Il n’y a pas que cela que l’on reproche au président de la Caf. Un document dont nous avons copie fait état de surfacturation dans l’achat, au Caire, d’un véhicule Range Rover. Coût 97,5 millions Fcfa ; alors qu’il y avait deux autres propositions à savoir 62,5 millions et 65 millions de Fcfa. Il y a aussi l’achat à Madagascar, auprès de la même agence, d’une Mercedes (71 millions Fcfa), d’un Hyundai Santa Fe 4×4 (30 millions de Fcfa), et d’un véhicule Combi Volkswagen à 15 millions de Fcfa, toujours à Madagascar. Une succession de graves dysfonctionnements, enfin beaucoup moins qu’on ne le pense au le siège de la Caf.

Quand les langues se délient

Ce qui est extraordinaire, c’est que des personnes avaient décidé de ne plus se taire dans le sillage de la Confédération.
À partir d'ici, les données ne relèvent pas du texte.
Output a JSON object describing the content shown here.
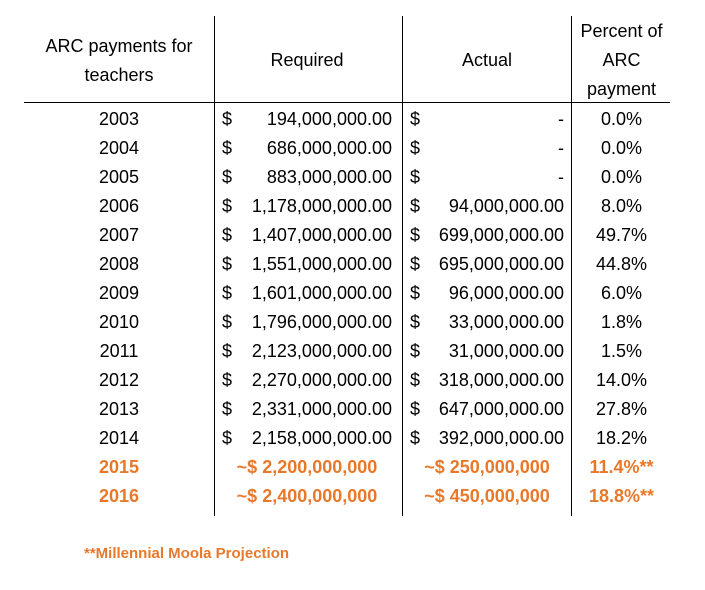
{
  "table": {
    "headers": {
      "year": "ARC payments for teachers",
      "required": "Required",
      "actual": "Actual",
      "percent": "Percent of ARC payment"
    },
    "rows": [
      {
        "year": "2003",
        "required": "$   194,000,000.00",
        "actual": "$             -",
        "percent": "0.0%"
      },
      {
        "year": "2004",
        "required": "$   686,000,000.00",
        "actual": "$             -",
        "percent": "0.0%"
      },
      {
        "year": "2005",
        "required": "$   883,000,000.00",
        "actual": "$             -",
        "percent": "0.0%"
      },
      {
        "year": "2006",
        "required": "$1,178,000,000.00",
        "actual": "$  94,000,000.00",
        "percent": "8.0%"
      },
      {
        "year": "2007",
        "required": "$1,407,000,000.00",
        "actual": "$699,000,000.00",
        "percent": "49.7%"
      },
      {
        "year": "2008",
        "required": "$1,551,000,000.00",
        "actual": "$695,000,000.00",
        "percent": "44.8%"
      },
      {
        "year": "2009",
        "required": "$1,601,000,000.00",
        "actual": "$  96,000,000.00",
        "percent": "6.0%"
      },
      {
        "year": "2010",
        "required": "$1,796,000,000.00",
        "actual": "$  33,000,000.00",
        "percent": "1.8%"
      },
      {
        "year": "2011",
        "required": "$2,123,000,000.00",
        "actual": "$  31,000,000.00",
        "percent": "1.5%"
      },
      {
        "year": "2012",
        "required": "$2,270,000,000.00",
        "actual": "$318,000,000.00",
        "percent": "14.0%"
      },
      {
        "year": "2013",
        "required": "$2,331,000,000.00",
        "actual": "$647,000,000.00",
        "percent": "27.8%"
      },
      {
        "year": "2014",
        "required": "$2,158,000,000.00",
        "actual": "$392,000,000.00",
        "percent": "18.2%"
      },
      {
        "year": "2015",
        "required": "~$ 2,200,000,000",
        "actual": "~$ 250,000,000",
        "percent": "11.4%**",
        "projection": true
      },
      {
        "year": "2016",
        "required": "~$ 2,400,000,000",
        "actual": "~$ 450,000,000",
        "percent": "18.8%**",
        "projection": true
      }
    ]
  },
  "footnote": "**Millennial Moola Projection",
  "colors": {
    "projection": "#E8782A",
    "text": "#000000"
  }
}
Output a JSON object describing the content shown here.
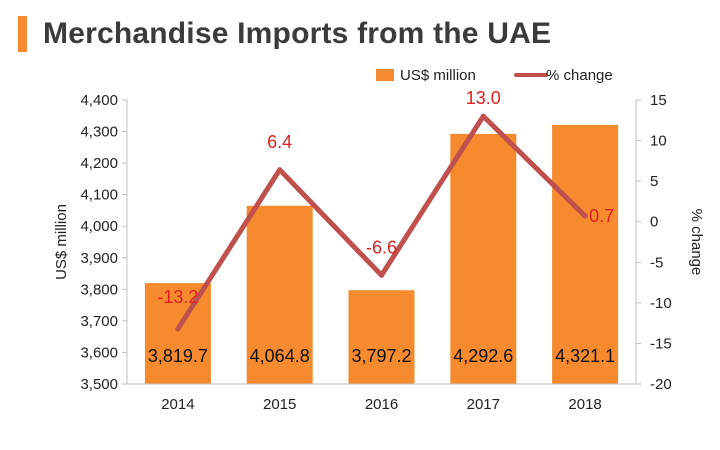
{
  "title": "Merchandise Imports from the UAE",
  "colors": {
    "accent": "#f58a2e",
    "bar": "#f58a2e",
    "line": "#c0504d",
    "line_label": "#e02020"
  },
  "chart_data": {
    "type": "bar",
    "title": "Merchandise Imports from the UAE",
    "categories": [
      "2014",
      "2015",
      "2016",
      "2017",
      "2018"
    ],
    "series": [
      {
        "name": "US$ million",
        "type": "bar",
        "axis": "left",
        "values": [
          3819.7,
          4064.8,
          3797.2,
          4292.6,
          4321.1
        ],
        "labels": [
          "3,819.7",
          "4,064.8",
          "3,797.2",
          "4,292.6",
          "4,321.1"
        ]
      },
      {
        "name": "% change",
        "type": "line",
        "axis": "right",
        "values": [
          -13.2,
          6.4,
          -6.6,
          13.0,
          0.7
        ],
        "labels": [
          "-13.2",
          "6.4",
          "-6.6",
          "13.0",
          "0.7"
        ]
      }
    ],
    "ylabel": "US$ million",
    "y2label": "% change",
    "ylim": [
      3500,
      4400
    ],
    "y2lim": [
      -20,
      15
    ],
    "yticks": [
      "3,500",
      "3,600",
      "3,700",
      "3,800",
      "3,900",
      "4,000",
      "4,100",
      "4,200",
      "4,300",
      "4,400"
    ],
    "y2ticks": [
      "-20",
      "-15",
      "-10",
      "-5",
      "0",
      "5",
      "10",
      "15"
    ],
    "legend": "top-right",
    "grid": false
  }
}
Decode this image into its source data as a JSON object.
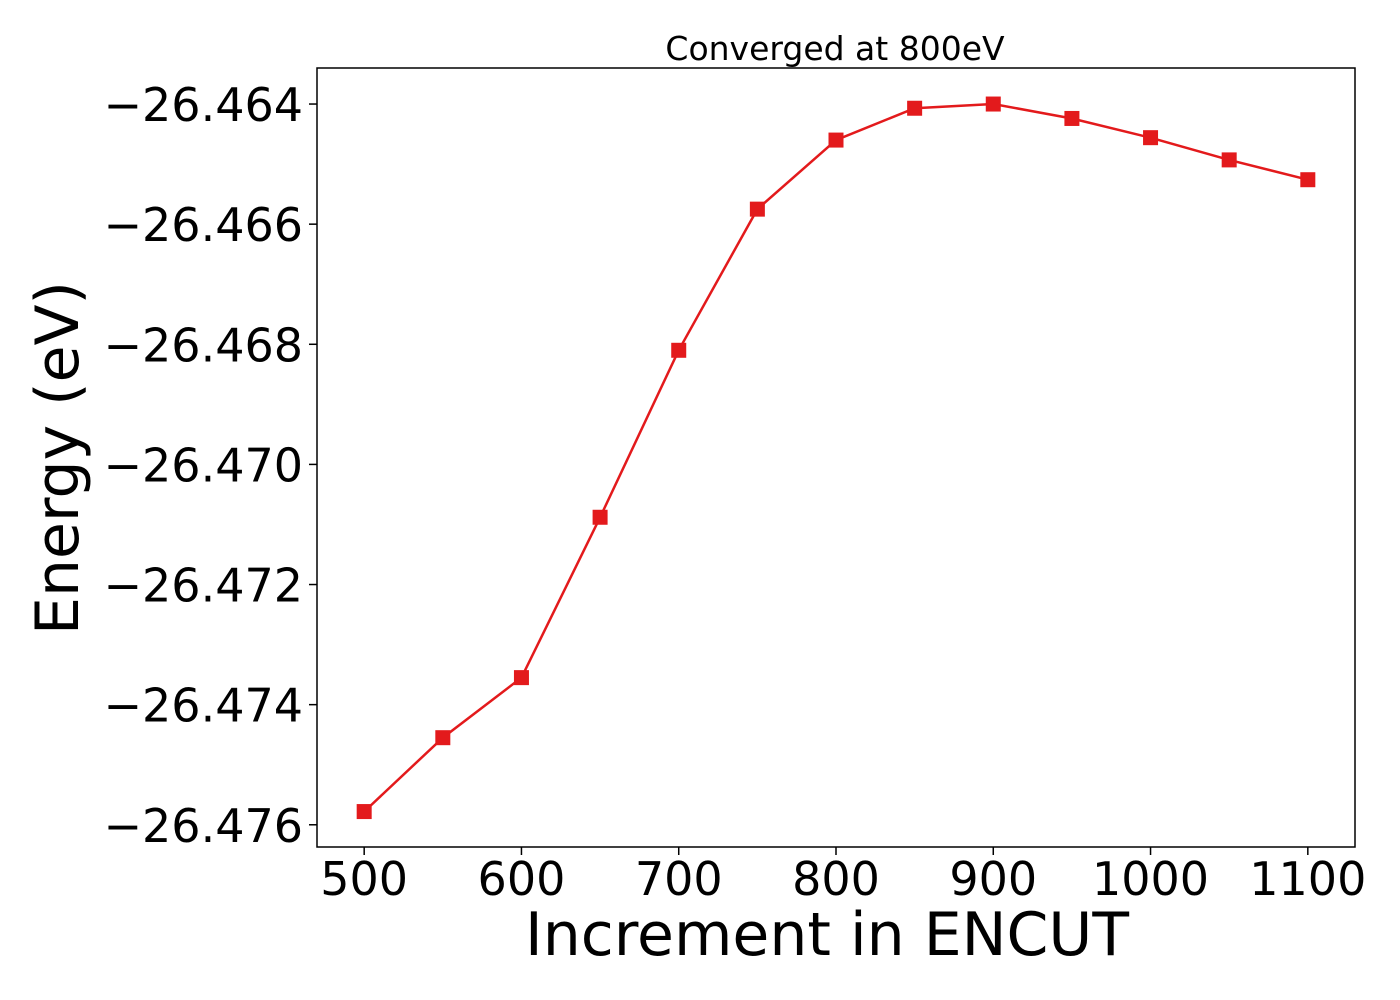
{
  "chart_data": {
    "type": "line",
    "title": "Converged at 800eV",
    "xlabel": "Increment in ENCUT",
    "ylabel": "Energy (eV)",
    "x": [
      500,
      550,
      600,
      650,
      700,
      750,
      800,
      850,
      900,
      950,
      1000,
      1050,
      1100
    ],
    "series": [
      {
        "values": [
          -26.47578,
          -26.47455,
          -26.47355,
          -26.47088,
          -26.4681,
          -26.46575,
          -26.4646,
          -26.46407,
          -26.464,
          -26.46424,
          -26.46456,
          -26.46493,
          -26.46526
        ],
        "color": "#e31a1c",
        "marker": "square"
      }
    ],
    "xlim": [
      470,
      1130
    ],
    "ylim": [
      -26.47637,
      -26.4634
    ],
    "xticks": [
      500,
      600,
      700,
      800,
      900,
      1000,
      1100
    ],
    "xtick_labels": [
      "500",
      "600",
      "700",
      "800",
      "900",
      "1000",
      "1100"
    ],
    "yticks": [
      -26.464,
      -26.466,
      -26.468,
      -26.47,
      -26.472,
      -26.474,
      -26.476
    ],
    "ytick_labels": [
      "−26.464",
      "−26.466",
      "−26.468",
      "−26.470",
      "−26.472",
      "−26.474",
      "−26.476"
    ],
    "grid": false,
    "legend": false
  }
}
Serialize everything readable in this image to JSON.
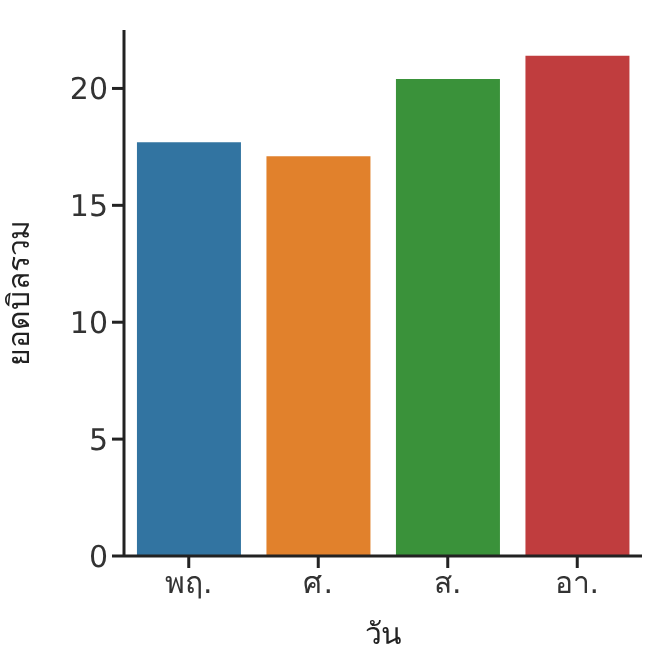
{
  "chart_data": {
    "type": "bar",
    "xlabel": "วัน",
    "ylabel": "ยอดบิลรวม",
    "categories": [
      "พฤ.",
      "ศ.",
      "ส.",
      "อา."
    ],
    "values": [
      17.7,
      17.1,
      20.4,
      21.4
    ],
    "colors": [
      "#3274a1",
      "#e1812c",
      "#3a923a",
      "#c03d3e"
    ],
    "ylim": [
      0,
      22.5
    ],
    "yticks": [
      0,
      5,
      10,
      15,
      20
    ],
    "grid": false
  }
}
Sans doute le témoignage d’une grande exaspération collective. Au début de cette année, un membre du Comité exécutif de la Caf, le Libérien Musa Bility, avait démissionné de deux de ses fonctions. Il dénonçait le comportement du président en exercice. « Chaque décision du président de la Caf doit être approuvée par le Comité exécutif. Or, ce n’est clairement pas le cas actuellement », écrivait-il.

Un climat délétère s’était installé à la Cité du 6 octobre où se trouve le siège de la Confédération africaine de football au Caire. Dans ces circonstances, beaucoup se demandaient déjà si Ahmad pouvait continuer à exercer les fonctions de président de l’institution.

Chantage...

Il n’y a pas que la corruption qui gangrène le football africain, ou le scandale de la finale de la Ligue des champions à rejouer. Ces dernières semaines, le président Ahmad était accusé par plusieurs jeunes femmes de harcèlement sexuel. Pas facile d’en savoir davantage sur cette dernière affaire.

Cependant, l’on a pu recueillir des bribes d’information. Un témoignage solide qui confirme les allégations formulées contre Ahmad. Une Égyptienne confirme, en effet, les premières accusations parues sur certains sites d’information. D’autres jeunes femmes, travaillant également au siège de la Caf, tenaillées par la peur, ont préféré se taire. Mais un autre témoignage d’une jeune dame africaine, responsable d’une société de communication en Europe, vient enfoncer le clou.

Elle le connaissait depuis un certain nombre d’années. Elle raconte qu’à l’époque, ce dernier n’était pas président, mais simple membre du Comité exécutif. Il lui avait demandé de l’aider. Une fois élu, il lui avait confié la communication externe du grand symposium organisé à Rabat à la mi-juillet 2017.

« J’ai fait les frais de ce comportement quand j’ai voulu me mettre au service de la nouvelle Caf. Nous rêvions tous d’écrire un nouveau chapitre de l’histoire du football. Mais pour Ahmad, mon rôle devait se limiter à être sa femme ou plutôt sa chose ! Quand il a réalisé que j’avais d’autres ambitions que d’être la poupée Barbie d’un quinquagénaire parvenu, il a voulu me casser et me faire disparaître d’un milieu dans lequel il m’avait pourtant connue six ans auparavant », confie la jeune dame. La jeune femme avait également déposé plainte auprès de la Fifa.